Section: New Results

Dynamic Languages: Language Constructs for Modular Design

Dynamic Software Update from Development to Production. Dynamic Software Update (DSU) solutions update applications while they are executing. These solutions are typically used in production to minimize application downtime, or in integrated development environments to provide live programming support. Each of these scenarios presents different challenges, forcing existing solutions to be designed with only one of these use cases in mind. For example, DSUs for live programming typically do not implement safe point detection or instance migration, while production DSUs require manual generation of patches and lack IDE integration. Also, these solutions have limited ability to update themselves or the language core libraries, and some of them present execution penalties outside the update window. We propose a DSU (gDSU) that works for both live programming and production environments. Our solution implements safe update point detection using call stack manipulation and a reusable instance migration mechanism to minimize manual intervention in patch generation. Moreover, it also offers updates of core language libraries and the update mechanism itself. This is achieved by the incremental copy of the modified objects and an atomic commit operation. We show that our solution does not affect the global performance of the application and it presents only a run-time penalty during the update window. Our solution is able to apply an update impacting 100,000 instances in 1 second. In this 1 second, only during 250 milliseconds the application is not responsive. The rest of the time the application runs normally while gDSU is looking for the safe update point. The update only requires to copy the elements that are modified. [6]

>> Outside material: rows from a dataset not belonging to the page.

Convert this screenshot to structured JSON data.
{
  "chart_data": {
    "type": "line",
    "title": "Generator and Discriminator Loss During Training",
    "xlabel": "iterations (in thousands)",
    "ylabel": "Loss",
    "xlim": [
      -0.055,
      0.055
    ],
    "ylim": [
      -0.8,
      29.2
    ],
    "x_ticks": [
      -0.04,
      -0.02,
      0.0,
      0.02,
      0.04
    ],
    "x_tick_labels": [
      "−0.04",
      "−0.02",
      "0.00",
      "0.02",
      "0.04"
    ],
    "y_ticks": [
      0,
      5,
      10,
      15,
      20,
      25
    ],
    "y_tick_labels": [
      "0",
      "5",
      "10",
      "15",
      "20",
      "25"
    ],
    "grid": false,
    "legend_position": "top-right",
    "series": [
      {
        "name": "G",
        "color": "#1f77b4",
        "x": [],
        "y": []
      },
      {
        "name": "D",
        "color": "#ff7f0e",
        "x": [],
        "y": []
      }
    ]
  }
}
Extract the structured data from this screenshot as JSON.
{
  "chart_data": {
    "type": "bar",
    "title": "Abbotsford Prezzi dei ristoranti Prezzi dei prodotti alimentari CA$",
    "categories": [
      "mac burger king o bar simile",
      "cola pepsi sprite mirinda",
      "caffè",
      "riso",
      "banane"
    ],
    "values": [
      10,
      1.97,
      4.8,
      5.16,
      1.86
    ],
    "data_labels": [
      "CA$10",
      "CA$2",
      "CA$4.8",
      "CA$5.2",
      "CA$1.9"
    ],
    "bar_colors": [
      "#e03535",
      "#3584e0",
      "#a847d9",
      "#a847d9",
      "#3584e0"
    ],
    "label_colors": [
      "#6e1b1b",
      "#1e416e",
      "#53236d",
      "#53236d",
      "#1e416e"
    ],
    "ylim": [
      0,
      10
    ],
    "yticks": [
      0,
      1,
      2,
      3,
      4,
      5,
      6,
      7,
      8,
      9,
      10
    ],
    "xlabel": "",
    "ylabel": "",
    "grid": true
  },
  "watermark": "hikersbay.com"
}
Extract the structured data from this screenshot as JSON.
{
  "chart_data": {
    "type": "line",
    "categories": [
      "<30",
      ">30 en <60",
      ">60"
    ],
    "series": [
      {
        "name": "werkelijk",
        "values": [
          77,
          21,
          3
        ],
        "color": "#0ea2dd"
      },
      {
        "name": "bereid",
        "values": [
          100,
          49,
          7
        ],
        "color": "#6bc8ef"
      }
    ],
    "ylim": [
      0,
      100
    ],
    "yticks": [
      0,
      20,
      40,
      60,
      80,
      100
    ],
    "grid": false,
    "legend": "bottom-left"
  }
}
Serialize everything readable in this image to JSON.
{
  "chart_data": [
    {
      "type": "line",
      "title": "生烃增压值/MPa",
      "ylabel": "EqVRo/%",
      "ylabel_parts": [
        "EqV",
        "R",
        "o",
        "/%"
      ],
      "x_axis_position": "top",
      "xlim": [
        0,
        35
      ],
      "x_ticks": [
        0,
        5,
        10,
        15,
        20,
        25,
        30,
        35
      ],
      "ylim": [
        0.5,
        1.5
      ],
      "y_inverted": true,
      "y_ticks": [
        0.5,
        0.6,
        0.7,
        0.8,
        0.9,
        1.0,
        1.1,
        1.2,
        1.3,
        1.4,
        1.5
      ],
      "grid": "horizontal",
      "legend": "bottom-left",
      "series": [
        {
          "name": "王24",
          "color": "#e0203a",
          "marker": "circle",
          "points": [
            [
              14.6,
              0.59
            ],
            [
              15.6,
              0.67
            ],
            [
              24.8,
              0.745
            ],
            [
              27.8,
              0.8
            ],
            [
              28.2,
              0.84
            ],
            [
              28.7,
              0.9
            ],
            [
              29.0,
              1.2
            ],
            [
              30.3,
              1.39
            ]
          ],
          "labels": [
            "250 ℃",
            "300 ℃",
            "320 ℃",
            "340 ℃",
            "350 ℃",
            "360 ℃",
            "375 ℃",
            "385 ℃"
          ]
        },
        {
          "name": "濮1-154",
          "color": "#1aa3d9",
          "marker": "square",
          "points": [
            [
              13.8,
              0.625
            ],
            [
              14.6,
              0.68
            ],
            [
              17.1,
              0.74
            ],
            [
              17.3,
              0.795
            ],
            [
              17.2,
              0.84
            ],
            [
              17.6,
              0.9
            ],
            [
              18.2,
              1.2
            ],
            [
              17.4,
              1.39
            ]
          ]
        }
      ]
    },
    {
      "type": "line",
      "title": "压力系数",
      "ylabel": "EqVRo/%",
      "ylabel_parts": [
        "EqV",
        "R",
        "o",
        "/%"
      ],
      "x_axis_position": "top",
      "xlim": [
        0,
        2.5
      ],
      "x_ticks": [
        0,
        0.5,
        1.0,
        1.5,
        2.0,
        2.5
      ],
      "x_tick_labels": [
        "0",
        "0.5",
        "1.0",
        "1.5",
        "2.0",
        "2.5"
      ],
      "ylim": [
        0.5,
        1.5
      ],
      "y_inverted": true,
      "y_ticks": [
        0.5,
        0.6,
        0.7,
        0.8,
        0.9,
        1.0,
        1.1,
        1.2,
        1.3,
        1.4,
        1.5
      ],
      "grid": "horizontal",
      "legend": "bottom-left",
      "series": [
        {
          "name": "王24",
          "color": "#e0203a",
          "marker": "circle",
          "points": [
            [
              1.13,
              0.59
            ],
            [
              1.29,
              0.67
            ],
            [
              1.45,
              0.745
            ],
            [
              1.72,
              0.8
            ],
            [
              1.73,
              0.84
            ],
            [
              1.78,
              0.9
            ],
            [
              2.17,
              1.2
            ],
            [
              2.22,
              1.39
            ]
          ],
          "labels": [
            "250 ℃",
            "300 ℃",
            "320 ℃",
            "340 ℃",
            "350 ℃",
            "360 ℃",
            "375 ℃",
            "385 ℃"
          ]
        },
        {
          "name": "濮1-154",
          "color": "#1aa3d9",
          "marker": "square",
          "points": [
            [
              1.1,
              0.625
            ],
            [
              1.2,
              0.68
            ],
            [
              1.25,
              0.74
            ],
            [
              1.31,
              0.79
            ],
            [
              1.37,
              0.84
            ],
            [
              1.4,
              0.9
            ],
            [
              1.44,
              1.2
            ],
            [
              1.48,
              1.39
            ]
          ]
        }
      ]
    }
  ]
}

Implementing Modular Class-based Reuse Mechanisms on Top of a Single Inheritance VM. Code reuse is a good strategy to avoid code duplication and speed up software development. Existing object-oriented programming languages propose different ways of combining existing and new code such as e.g., single inheritance, multiple inheritance, Traits or Mixins. All these mechanisms present advantages and disadvantages and there are situations that require the use of one over the other. To avoid the complexity of implementing a virtual machine (VM), many of these mechanisms are often implemented on top of an existing high-performance VM, originally meant to run a single inheritance object-oriented language. These implementations require thus a mapping between the programming model they propose and the execution model provided by the VM. Moreover, reuse mechanisms are not usually composable, nor it is easy to implement new ones for a given language. We propose a modular meta-level runtime architecture to implement and combine different code reuse mechanisms. This architecture supports dynamic combination of several mechanisms without affecting runtime performance in a single inheritance object-oriented VM. It includes moreover a reflective Meta-Object Protocol to query and modify classes using the programming logical model instead of the underlying low-level runtime model. Thanks to this architecture, we implemented Stateful Traits, Mixins, CLOS multiple inheritance, CLOS Standard Method Combinations and Beta prefixing in a modular and composable way. [15]